GE Aviation has successfully tested the world’s first non-static set of light-weight, ceramic matrix composite parts.
The company ran the low-pressure turbine blades in an F414 turbofan demonstrator engine designed to further validate the heat-resistant material for high-stress operation in GE’s next-generation Adaptive Engine Technology Demonstrator program, currently in development with the United States Air Force Research Lab.
The introduction of rotating Ceramic Matrix Composite or CMC components into the hottest and hardest-working sections of jet engines represents a significant technology breakthrough for GE. Prior to the F414 CMC demonstrator, successful CMC applications were limited to static parts, like the high pressure turbine shroud that will be installed on the LEAP engine, currently in development for the Airbus 320neo, Boeing 737 MAX and the COMAC (CHINA) C919 aircraft.
The F414 CMC test endured 500 cycles and validated the unprecedented temperature and durability of the lightweight turbine blades made from heat resistant ceramic matrix composites. The successful tests will lead to expansive deployment of the advanced manufacturing material in GE’s adaptive cycle combat engine and next-gen commercial engines.
Because the rotating turbine blades made from CMCs are one-third the weight of conventional nickel alloys used in the high-stress turbine, they allow GE to reduce the size and weight of the metal disks to which the CMCs system is connected.

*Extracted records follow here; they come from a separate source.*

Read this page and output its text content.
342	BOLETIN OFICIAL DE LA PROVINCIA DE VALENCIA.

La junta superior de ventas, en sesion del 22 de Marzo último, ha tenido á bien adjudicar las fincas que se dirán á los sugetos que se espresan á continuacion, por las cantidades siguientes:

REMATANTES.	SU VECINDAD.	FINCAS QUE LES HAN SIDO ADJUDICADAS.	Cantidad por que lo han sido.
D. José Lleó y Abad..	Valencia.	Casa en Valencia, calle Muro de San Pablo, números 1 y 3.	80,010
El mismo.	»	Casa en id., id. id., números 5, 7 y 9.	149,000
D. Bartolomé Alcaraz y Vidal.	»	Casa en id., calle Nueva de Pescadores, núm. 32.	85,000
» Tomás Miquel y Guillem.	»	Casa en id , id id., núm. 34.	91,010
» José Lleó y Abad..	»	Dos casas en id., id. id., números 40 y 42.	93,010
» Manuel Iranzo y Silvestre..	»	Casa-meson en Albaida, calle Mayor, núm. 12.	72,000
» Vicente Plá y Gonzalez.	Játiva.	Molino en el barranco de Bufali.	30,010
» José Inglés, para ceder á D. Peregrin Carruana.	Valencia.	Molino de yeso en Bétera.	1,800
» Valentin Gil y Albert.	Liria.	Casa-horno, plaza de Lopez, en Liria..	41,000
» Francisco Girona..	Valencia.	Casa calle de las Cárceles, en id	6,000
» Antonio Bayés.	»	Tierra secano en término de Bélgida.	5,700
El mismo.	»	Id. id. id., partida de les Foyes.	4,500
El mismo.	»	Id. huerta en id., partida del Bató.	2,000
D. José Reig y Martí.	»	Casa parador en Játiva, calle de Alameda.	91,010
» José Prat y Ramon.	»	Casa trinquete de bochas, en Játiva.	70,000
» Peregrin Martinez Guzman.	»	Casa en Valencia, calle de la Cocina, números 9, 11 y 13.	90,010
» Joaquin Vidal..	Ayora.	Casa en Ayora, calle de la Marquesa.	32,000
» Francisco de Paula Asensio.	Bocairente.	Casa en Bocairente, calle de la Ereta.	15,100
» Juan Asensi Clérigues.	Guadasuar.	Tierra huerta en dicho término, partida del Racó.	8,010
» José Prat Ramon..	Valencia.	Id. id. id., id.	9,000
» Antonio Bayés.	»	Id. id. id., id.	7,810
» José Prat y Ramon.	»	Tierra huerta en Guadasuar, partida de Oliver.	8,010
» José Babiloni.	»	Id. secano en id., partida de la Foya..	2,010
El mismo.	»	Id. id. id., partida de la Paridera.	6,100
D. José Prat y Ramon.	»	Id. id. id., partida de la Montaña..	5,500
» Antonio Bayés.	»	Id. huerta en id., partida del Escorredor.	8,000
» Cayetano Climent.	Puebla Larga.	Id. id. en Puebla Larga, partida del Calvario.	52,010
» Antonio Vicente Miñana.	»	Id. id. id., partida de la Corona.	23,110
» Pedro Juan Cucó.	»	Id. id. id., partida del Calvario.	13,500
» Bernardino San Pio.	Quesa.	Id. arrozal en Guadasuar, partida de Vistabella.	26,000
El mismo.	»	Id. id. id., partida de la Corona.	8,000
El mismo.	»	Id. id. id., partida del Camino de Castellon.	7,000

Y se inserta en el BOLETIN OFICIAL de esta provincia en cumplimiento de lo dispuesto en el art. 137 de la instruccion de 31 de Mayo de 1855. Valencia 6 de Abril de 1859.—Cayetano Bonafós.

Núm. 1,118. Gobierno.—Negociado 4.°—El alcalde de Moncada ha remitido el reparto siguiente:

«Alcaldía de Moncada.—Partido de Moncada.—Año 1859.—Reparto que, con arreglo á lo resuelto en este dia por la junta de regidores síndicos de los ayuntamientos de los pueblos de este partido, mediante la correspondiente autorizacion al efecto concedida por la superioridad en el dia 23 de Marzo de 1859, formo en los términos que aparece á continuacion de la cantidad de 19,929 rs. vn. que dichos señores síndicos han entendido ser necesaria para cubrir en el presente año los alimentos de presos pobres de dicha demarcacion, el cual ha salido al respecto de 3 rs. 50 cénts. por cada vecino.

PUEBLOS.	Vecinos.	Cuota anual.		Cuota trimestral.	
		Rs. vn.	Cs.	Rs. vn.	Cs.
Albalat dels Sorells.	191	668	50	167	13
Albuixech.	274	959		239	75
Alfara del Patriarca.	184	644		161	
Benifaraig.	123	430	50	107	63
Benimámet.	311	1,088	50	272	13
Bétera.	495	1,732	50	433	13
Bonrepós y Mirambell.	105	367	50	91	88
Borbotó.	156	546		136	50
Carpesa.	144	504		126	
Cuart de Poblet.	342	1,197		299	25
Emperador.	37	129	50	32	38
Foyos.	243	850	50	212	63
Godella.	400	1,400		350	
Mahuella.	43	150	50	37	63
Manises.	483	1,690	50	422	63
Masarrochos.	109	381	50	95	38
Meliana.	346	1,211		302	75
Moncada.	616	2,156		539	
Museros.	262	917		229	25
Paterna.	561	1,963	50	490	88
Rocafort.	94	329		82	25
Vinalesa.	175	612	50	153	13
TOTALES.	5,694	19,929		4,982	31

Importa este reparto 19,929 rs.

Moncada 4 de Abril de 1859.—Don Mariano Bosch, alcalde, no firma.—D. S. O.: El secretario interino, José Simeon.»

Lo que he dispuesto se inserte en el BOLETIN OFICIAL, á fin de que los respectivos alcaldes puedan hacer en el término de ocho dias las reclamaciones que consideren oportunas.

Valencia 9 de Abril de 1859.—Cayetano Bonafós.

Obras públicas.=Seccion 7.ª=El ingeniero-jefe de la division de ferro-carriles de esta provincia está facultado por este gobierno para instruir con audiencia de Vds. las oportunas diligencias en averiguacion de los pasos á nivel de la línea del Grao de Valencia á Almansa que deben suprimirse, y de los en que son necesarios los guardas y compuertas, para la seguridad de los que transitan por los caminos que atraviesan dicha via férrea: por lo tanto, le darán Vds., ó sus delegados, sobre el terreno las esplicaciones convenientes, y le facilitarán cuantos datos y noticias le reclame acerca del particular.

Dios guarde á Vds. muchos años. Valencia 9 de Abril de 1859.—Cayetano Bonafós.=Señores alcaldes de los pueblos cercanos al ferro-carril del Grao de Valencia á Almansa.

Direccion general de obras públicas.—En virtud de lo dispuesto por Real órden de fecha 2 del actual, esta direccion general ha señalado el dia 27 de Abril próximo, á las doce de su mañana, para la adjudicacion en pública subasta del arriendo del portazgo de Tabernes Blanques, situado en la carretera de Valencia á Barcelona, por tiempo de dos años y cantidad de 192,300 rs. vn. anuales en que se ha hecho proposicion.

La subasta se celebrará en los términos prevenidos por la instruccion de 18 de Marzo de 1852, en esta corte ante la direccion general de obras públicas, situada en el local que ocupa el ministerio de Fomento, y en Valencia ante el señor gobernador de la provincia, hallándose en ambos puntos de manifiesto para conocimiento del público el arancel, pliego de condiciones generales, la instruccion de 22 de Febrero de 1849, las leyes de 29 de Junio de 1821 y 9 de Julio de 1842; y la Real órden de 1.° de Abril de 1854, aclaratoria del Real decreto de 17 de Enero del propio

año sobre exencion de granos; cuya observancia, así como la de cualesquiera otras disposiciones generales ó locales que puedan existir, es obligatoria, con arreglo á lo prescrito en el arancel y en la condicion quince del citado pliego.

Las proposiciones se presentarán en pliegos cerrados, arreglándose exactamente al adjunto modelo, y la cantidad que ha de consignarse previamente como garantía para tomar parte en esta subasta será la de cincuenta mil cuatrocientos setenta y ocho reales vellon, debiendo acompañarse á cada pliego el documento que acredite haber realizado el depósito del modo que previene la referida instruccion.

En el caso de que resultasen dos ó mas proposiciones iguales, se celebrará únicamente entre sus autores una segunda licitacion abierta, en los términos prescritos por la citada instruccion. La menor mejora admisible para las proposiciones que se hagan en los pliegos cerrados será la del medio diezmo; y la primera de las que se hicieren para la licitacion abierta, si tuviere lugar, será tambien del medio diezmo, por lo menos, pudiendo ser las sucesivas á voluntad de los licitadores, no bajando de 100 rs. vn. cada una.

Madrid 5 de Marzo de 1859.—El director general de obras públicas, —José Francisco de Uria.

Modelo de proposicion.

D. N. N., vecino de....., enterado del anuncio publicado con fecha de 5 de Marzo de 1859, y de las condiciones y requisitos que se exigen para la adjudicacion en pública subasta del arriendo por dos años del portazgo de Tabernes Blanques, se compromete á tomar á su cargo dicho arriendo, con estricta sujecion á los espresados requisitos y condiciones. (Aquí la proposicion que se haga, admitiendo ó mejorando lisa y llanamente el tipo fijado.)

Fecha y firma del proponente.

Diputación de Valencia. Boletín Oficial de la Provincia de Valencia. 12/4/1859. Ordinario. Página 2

Jonathan Blank, general manager of CMC and advanced polymer matrix composite research at GE Aviation said;
Going from nickel alloys to rotating ceramics inside the engine is the really big jump. But this is pure mechanics. The lighter blades generate smaller centrifugal force, which means that you can slim down the disk, bearings and other parts. CMCs allow for a revolutionary change in jet engine design.
GE’s adaptive cycle engine will be much more durable than conventional engines because the CMC’s material temperature capability is hundreds of degrees higher than the nickel-based alloys currently being used on both commercial and military engines.
Since it began developing the technology in the early 90’s, GE Aviation has invested more than $1 billion in CMCs, which are made of silicon carbide ceramic fibres and ceramic resin, manufactured by GE facilities in Delaware and North Carolina through a highly sophisticated process and further enhanced with proprietary coatings.